Vor einem Monat habe ich eine neue Liste angelegt und dabei habe ich mich sogar getraut ein neues, ganz besonderes Notizbuch anzupatzen. Drei Jahre ist es her, seit ich mit meiner Familie das Wohnhaus der berühmten Bronte-Schwestern besucht habe und mir dort vorsätzlich ein kleines, liniertes Büchlein gekauft habe, in das ich etwas ganz Spezielles hineinschreiben würde, so war es damals mein Plan. Drei Jahre lang verstaubte dieses Notizbuch in meinem Regal, bis mir die perfekte Liste eingefallen ist, für die ich die leeren Seiten verwenden würde: Es ist eine Liste über Romane, in denen ich starke Frauenpersönlichkeiten gefunden habe, die mich inspirieren, begeistern und seit einiger Zeit begleiten, sei es, dass das Werk offensichtlich von einer mächtigen Frau handelt, oder nur nebenbei bzw. unbewusst das Leben einer solchen charakterisiert. An dieser Stelle könnte ich nicht sagen, welche Art von Roman ich favorisiere.
Auf meiner Liste findet man unterschiedlichste Frauenbilder; sie ist bunt durchgemischt, wie ein Puzzle mit unendlich vielen Teilen. Seit einigen Monaten achte ich nun darauf, wie Frauen in Romanen dargestellt werden und welche Rollen sie einnehmen und je mehr ich mich in diese Thematik einarbeite, desto mehr kann ich mir nicht vorstellen, jemals wieder ein Buch in die Hand zu nehmen, in dem drei Viertel der Charaktere weiße Männer sind. Es begeistert mich, wie sehr die Nische der starken weiblichen Hauptrolle in Romanen floriert, in denen es nicht darum geht, dass die junge Frau schlussendlich den geheimnisvollen Mann abkriegt, der sie beschützt und auf sie aufpasst. Vielmehr geht es um die Selbstständigkeit einer Person, wie sie sich entwickelt und was sie daraus macht, auch wenn das Schicksal gegen sie arbeitet.
Ich liebe es, Romane über historische weibliche Persönlichkeiten zu lesen, die im Geschichtsunterricht leider in Vergessenheit geraten sind, deren Lebenslauf jedoch so spannend und fesselnd ist, dass ich es als Schande erachte, diese Bücher nicht weiterzuempfehlen. Die Frauen in dieser Spate sind so herausragend, dass es nicht bedarf, sie als stark oder selbstbewusst zu beschreiben, denn allein ihre Handlungen und die Schreibstile der Autorinnen reichen aus, um den Leser*innen zu zeigen, welche Persönlichkeiten hier verborgen sind.

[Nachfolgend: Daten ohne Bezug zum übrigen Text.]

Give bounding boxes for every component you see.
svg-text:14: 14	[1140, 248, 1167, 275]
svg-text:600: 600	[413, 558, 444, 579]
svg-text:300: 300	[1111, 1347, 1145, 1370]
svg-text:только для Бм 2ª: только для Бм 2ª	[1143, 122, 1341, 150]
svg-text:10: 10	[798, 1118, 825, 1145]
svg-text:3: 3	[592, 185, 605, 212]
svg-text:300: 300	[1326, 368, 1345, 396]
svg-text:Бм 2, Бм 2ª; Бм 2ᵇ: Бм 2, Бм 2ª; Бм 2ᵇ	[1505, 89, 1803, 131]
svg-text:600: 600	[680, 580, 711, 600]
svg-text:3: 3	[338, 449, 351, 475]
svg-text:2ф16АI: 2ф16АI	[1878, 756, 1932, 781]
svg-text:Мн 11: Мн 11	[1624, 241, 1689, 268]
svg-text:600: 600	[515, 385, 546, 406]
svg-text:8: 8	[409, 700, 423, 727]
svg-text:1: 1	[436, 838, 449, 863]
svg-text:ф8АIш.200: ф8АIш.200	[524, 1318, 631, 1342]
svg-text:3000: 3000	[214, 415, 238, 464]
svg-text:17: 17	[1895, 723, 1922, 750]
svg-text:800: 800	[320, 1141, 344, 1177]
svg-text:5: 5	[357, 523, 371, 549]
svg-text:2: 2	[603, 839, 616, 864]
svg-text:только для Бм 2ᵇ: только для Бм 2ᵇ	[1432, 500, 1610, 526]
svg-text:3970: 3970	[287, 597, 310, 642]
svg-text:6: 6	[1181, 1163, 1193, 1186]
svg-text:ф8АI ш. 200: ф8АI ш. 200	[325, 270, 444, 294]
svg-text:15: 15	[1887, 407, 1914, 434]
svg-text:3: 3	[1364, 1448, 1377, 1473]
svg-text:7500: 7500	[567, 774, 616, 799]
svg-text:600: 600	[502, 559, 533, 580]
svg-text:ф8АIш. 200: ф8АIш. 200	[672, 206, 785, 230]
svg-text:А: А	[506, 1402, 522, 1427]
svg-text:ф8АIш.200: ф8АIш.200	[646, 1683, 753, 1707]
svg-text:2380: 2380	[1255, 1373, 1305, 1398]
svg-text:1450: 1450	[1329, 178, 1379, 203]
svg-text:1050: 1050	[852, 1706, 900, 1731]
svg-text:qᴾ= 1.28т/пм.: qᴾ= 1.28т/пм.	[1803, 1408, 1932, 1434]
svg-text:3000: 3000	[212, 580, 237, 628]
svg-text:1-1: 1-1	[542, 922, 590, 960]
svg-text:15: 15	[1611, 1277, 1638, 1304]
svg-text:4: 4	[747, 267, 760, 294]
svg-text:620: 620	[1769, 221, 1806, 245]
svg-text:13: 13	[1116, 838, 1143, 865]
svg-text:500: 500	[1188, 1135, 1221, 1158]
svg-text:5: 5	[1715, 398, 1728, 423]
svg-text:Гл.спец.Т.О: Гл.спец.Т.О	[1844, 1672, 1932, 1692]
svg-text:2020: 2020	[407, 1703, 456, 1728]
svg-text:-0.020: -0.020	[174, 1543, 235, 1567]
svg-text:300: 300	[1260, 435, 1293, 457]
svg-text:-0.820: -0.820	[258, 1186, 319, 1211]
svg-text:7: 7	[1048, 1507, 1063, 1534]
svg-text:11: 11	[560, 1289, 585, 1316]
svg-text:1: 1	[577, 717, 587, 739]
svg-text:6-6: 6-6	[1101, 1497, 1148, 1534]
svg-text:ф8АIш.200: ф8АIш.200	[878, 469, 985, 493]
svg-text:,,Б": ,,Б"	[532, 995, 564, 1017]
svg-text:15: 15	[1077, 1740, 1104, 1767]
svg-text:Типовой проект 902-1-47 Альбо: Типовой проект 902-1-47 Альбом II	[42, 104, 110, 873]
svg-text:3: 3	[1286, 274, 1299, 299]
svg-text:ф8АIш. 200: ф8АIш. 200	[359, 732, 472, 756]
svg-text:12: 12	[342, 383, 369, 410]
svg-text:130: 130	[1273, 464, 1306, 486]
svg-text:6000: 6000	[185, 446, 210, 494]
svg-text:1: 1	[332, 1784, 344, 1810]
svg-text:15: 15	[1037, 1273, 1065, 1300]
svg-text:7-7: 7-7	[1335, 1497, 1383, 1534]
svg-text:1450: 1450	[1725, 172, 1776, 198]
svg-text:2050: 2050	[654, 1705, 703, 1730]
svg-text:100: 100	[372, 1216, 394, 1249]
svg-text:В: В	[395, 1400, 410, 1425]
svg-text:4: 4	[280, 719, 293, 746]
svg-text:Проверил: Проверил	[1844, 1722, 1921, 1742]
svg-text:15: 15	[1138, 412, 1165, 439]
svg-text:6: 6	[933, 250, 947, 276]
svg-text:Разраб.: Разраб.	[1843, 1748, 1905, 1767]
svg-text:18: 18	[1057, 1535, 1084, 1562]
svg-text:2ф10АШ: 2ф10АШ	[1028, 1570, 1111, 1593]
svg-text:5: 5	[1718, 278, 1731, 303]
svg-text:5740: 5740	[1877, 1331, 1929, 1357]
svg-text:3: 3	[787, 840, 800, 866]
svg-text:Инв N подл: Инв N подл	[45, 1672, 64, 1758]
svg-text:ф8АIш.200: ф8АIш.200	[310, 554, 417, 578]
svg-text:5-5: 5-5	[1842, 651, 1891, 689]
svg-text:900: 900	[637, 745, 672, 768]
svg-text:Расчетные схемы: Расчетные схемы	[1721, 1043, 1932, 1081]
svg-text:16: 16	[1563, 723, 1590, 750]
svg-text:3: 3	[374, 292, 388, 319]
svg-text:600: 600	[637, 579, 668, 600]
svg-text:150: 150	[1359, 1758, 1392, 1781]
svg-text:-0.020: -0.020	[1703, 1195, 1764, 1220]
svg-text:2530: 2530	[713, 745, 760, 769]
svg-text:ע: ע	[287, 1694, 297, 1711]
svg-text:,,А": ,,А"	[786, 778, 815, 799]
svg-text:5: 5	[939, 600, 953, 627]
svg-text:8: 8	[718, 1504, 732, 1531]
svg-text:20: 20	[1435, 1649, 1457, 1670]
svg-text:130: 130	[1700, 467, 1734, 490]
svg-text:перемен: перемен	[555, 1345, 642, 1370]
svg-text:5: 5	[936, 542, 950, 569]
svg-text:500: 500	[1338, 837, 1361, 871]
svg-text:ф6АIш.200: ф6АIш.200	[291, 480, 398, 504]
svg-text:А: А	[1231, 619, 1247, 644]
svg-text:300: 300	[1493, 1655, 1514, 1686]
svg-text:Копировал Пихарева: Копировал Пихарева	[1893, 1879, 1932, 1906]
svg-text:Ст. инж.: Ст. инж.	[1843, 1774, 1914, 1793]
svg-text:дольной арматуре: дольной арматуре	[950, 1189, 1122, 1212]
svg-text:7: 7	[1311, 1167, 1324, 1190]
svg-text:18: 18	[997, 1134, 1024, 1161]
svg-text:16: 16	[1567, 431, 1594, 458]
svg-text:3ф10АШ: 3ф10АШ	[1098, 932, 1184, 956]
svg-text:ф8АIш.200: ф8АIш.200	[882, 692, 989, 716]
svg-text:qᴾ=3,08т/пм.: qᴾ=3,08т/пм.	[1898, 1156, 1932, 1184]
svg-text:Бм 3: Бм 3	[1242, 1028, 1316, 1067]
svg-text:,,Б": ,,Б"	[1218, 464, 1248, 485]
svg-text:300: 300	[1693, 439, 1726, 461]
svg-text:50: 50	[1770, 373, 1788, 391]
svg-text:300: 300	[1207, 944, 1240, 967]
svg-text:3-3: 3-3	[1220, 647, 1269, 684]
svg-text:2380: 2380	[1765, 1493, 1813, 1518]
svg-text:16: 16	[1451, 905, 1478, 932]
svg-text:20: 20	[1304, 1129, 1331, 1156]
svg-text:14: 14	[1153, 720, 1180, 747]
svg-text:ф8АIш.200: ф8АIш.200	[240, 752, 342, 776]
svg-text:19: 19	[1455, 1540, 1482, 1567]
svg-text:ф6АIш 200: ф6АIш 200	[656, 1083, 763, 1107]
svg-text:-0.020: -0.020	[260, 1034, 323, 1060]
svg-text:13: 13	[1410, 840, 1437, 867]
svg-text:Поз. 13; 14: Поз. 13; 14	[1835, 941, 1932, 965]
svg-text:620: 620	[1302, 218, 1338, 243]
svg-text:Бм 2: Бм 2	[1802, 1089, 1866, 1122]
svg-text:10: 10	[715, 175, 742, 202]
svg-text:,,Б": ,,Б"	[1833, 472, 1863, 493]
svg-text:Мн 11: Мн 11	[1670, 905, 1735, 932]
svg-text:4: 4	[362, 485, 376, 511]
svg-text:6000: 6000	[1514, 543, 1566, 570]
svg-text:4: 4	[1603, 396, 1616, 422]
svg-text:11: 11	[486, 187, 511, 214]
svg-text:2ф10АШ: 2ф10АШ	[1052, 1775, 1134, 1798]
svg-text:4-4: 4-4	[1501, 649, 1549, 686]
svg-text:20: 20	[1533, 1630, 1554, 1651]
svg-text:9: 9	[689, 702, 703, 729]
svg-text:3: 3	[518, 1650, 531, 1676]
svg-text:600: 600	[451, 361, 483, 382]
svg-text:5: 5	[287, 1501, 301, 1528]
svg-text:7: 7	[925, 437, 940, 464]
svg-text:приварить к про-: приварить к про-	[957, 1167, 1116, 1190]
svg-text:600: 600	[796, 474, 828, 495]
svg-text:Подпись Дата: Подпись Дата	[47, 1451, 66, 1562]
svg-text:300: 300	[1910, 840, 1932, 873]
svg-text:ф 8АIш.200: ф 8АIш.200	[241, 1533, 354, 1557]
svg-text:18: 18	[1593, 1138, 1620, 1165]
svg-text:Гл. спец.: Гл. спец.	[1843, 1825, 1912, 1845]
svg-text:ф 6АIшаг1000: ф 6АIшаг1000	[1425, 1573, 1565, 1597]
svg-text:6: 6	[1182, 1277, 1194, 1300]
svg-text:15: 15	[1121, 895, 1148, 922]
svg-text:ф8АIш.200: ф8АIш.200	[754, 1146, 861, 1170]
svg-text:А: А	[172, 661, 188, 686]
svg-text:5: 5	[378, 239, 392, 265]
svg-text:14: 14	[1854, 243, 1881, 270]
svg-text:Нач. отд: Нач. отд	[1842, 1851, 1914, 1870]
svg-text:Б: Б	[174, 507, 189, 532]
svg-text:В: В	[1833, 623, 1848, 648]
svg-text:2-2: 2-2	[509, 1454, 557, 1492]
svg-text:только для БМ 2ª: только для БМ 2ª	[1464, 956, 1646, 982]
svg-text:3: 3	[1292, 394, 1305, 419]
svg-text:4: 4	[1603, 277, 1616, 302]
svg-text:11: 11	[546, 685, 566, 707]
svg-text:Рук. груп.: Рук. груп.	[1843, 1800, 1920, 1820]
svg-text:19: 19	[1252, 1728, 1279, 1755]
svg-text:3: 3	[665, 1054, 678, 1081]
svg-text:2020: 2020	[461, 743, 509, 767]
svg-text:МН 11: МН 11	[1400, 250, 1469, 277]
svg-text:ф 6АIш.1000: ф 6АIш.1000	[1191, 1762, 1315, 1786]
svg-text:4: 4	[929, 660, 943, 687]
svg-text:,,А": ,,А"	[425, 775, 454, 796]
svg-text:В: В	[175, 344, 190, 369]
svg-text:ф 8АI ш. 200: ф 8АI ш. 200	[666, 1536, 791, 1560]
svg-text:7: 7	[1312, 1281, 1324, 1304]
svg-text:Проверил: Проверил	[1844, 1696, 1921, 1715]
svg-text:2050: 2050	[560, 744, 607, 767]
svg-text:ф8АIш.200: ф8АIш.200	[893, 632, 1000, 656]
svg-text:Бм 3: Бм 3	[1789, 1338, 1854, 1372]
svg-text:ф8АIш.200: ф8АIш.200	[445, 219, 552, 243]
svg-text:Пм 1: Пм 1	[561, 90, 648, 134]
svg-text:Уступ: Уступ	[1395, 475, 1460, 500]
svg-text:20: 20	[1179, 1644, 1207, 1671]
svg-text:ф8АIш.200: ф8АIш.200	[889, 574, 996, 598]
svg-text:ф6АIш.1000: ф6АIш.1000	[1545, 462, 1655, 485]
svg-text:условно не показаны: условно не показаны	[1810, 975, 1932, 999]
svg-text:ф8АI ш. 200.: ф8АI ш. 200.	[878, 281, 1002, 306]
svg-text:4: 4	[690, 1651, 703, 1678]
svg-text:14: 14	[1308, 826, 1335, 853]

Wir leben leider noch immer in einer Welt, in der das Frauenbild unbewusst einer strikten Linie folgen sollte und jegliche Abweichungen werden zuerst kritisch beäugt und dann in manchen Fällen akzeptiert, in manchen abgelehnt. Romane über starke Frauenpersönlichkeiten machen mich glücklich, sie inspirieren, fördern mein Selbstbewusstsein und zeigen mir, wie sich mein Leben in Zukunft verändern könnte. Eines Tages ein Buch zu veröffentlichen, dass sich in meine kleine Liste einreihen darf, füllt eine weitere Zeile in der Aufzählung meiner Lebensziele.
Es ist eine Motivationsliste, bei der ich ein wohliges Bauchgefühl bekomme, wenn ich einen neuen Titel darauf schreiben kann. Natürlich sind viele von ihnen „nur“ Geschichten, aber wir wissen doch alle, dass seit jeher aus Büchern am meisten gelernt wurde.